Puisqu’il serait trop long de citer tous les domaines, voici 7 catégories où la mise en place de la blockchain rendra un précieux service:

  • les instruments financiers,
  • toute la « paperasserie » administrative,
  • les contrats (privés et semi-privés),
  • les clés nécessaires à l’activation d’objets connectés,
  • les documents en jeu dans le droit de la propriété intellectuelle,
  • moult documents inclassables (les cartes sim par exemple).

La popularisation de la blockchain pourrait aboutir à la disparition de plusieurs modèles économiques répandus à l’heure actuelle.

Pourquoi la blockchain intéresse-t-elle tant ? Outre le gain de temps qu’elle offre, c’est probablement parce qu’elle promet la mise en œuvre d’un réseau où tout se vérifie, où tout n’est que vérité, où les tricheries sont impossibles. La chaîne de blocs qui se constitue progressivement est en fait un registre. Ce dernier recense l’historique de chaque opération effectuée au sein du réseau.

Il est permanent puisqu’il est consultable à tout moment, aussi bien par l’intégralité des membres du réseau que par tous les internautes. Ce registre n’a pas de durée de vie : tant que le réseau existe, il ne peut être endommagé, ne peut se perdre ni disparaître suite à un bug par exemple. Enfin, les tentatives de modification sont vouées à l’échec dans la mesure où il s’agit d’un registre crypté.

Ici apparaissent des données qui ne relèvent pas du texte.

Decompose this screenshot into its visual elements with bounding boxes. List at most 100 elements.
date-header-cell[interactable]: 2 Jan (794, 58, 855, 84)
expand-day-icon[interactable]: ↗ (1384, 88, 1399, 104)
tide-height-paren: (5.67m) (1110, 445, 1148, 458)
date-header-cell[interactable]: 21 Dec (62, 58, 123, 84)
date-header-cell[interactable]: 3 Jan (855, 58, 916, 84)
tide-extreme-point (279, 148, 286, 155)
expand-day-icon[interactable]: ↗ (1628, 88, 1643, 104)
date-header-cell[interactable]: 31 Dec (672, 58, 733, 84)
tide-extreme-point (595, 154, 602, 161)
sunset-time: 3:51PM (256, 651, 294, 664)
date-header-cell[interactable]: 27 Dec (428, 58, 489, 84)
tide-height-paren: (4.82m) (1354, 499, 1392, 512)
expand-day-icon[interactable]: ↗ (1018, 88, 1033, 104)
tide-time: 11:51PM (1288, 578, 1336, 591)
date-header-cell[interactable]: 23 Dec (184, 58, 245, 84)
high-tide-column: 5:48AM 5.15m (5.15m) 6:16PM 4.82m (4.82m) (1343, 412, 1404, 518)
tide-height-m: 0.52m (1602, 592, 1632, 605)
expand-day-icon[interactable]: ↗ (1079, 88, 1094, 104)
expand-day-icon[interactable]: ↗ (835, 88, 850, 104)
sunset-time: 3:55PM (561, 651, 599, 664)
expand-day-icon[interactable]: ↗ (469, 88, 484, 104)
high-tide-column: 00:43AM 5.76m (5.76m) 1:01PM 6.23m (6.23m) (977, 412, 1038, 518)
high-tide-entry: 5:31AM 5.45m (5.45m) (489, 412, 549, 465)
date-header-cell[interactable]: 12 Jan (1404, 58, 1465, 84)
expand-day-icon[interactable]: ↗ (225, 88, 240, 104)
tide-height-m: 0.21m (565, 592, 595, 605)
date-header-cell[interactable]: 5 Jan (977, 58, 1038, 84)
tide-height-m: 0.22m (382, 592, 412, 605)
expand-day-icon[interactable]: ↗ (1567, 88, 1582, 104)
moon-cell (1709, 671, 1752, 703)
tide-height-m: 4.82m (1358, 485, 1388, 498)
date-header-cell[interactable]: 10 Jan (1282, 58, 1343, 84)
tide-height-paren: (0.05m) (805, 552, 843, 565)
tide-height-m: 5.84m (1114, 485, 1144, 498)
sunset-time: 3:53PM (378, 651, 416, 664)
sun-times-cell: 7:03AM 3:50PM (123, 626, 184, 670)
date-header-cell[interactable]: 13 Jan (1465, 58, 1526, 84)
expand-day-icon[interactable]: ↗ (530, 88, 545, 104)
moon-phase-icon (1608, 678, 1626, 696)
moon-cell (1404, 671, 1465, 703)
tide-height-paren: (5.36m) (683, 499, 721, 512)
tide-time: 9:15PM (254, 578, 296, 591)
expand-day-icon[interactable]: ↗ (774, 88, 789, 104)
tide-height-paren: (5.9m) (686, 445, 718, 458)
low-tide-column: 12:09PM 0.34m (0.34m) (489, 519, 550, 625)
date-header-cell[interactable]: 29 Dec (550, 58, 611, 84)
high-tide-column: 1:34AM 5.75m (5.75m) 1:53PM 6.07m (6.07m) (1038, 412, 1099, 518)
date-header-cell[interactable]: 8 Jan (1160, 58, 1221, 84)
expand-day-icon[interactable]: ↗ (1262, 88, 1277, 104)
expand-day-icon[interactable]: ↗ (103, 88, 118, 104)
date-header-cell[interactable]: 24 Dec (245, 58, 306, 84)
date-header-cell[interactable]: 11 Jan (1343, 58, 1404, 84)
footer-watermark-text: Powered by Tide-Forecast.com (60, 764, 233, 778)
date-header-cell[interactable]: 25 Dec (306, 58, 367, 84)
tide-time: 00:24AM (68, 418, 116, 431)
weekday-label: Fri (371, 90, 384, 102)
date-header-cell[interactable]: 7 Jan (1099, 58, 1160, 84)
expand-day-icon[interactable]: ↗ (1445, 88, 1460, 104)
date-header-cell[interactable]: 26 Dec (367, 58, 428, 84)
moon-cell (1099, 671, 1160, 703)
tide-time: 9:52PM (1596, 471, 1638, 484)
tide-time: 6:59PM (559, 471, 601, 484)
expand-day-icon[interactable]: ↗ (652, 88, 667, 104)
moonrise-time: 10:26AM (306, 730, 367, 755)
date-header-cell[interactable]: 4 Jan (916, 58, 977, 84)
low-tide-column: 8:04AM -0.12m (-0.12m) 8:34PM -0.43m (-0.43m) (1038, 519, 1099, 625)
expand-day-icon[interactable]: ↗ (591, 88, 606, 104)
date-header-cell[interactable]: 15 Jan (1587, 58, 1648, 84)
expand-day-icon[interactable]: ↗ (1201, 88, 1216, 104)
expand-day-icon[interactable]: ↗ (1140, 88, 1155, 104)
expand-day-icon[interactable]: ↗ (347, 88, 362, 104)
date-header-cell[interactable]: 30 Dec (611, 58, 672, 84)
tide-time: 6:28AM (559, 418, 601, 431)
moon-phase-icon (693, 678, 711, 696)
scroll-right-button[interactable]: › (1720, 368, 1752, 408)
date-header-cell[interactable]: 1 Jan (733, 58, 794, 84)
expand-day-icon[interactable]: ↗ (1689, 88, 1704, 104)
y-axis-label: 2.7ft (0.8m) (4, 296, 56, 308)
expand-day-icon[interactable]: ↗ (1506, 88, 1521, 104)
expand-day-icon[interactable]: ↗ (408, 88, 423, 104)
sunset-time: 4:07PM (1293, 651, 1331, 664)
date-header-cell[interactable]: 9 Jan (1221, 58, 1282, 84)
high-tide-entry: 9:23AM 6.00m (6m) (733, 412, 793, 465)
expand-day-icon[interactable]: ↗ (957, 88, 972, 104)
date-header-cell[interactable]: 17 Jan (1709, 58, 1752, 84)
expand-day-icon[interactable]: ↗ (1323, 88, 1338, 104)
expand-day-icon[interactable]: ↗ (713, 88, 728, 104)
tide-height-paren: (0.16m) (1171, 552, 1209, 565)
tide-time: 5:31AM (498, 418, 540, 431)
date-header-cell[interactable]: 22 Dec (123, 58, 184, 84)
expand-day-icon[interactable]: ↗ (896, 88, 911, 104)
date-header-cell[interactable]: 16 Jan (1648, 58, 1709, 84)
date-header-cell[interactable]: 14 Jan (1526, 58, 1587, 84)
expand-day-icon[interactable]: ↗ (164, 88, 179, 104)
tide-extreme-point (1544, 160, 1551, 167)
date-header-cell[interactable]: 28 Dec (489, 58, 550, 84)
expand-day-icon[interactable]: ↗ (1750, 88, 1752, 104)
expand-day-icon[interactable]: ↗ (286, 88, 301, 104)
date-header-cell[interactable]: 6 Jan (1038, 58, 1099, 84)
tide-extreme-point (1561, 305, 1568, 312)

Des avis de personnalités aguerries

Beaucoup d’entreprises n’hésitent plus à investir sur des projets blockchain, convaincues des atouts du dispositif pour eux, mais aussi pour leurs clients. La profusion de documentations disponibles depuis quelques années prouve également que la blockchain capte l’attention, fascine, épate.

Des experts lancent même des séries de conférences pour expliquer les tenants et aboutissants du système. Dans cette masse d’informations, il existe une présentation à voir coûte que coûte parce qu’elle est très bien faite. Elle est une des rares introductions à la blockchain qui favorise la compréhension rapide, et sans grand effort intellectuel, de cette technologie dont le côté abstrait la rend difficile à saisir.

Cette démonstration concrète, c’est le talk pédagogique de Claire BALVA organisé au Palais de la Bourse à Lyon. Son intervention a été filmée puis mise en ligne sur la chaîne YouTube de la communauté TEDx. On est vite impressionné par la fluidité de ses propos et la concision de ses explications. En un quart d’heure à peine, la cofondatrice de Blockchain France fait entièrement le tour de la discipline, évoque ses différents aspects tout en mettant en avant les enjeux qui y sont liés.